The Department of Justice reports that a publicly-traded U.S. company has agreed to pay more than $218 million to resolve investigations by the DOJ and the Securities and Exchange Commission into its violations of the Foreign Corrupt Practices Act.
According to information from the two agencies, between 2009 and 2017 the company, “despite repeated and glaring bribery-related red flags,” conspired to pay bribes through third-party sales agents and subsidiary employees to government officials to obtain and retain business with state-owned businesses in Vietnam, Indonesia, and India. The company obtained profits of approximately $98.5 million as a result of the scheme.
The DOJ states that the company has entered into a three-year non-prosecution agreement under which it agreed to pay a criminal fine of approximately $98.2 million and administrative forfeiture of approximately $98.5 million. The company will also pay approximately $103.6 million in disgorgement and prejudgment interest as part of a resolution of the SEC’s parallel investigation.
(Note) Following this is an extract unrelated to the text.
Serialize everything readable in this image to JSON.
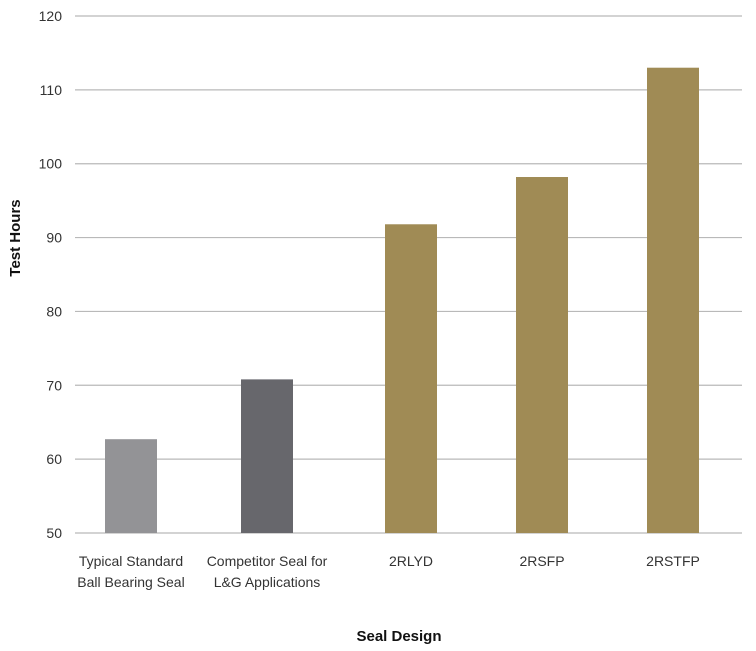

A DOJ official noted that the settlement “demonstrates the real benefits that companies can receive if they self-disclose misconduct, substantially cooperate, and extensively remediate.” The department explained that even though the company’s self-disclosure was not reasonably prompt the company received credit for making it and for cooperating with the DOJ’s investigation, such as by proactively identifying information previously unknown to the department and collecting and producing voluminous relevant documents and translations. The company also promptly engaged in extensive remedial measures, including strengthening its anti-corruption compliance program, transforming its business model and risk management process to reduce corruption risk and embed compliance in the business, and engaging in continuous testing, monitoring, and improvement of all aspects of its compliance program.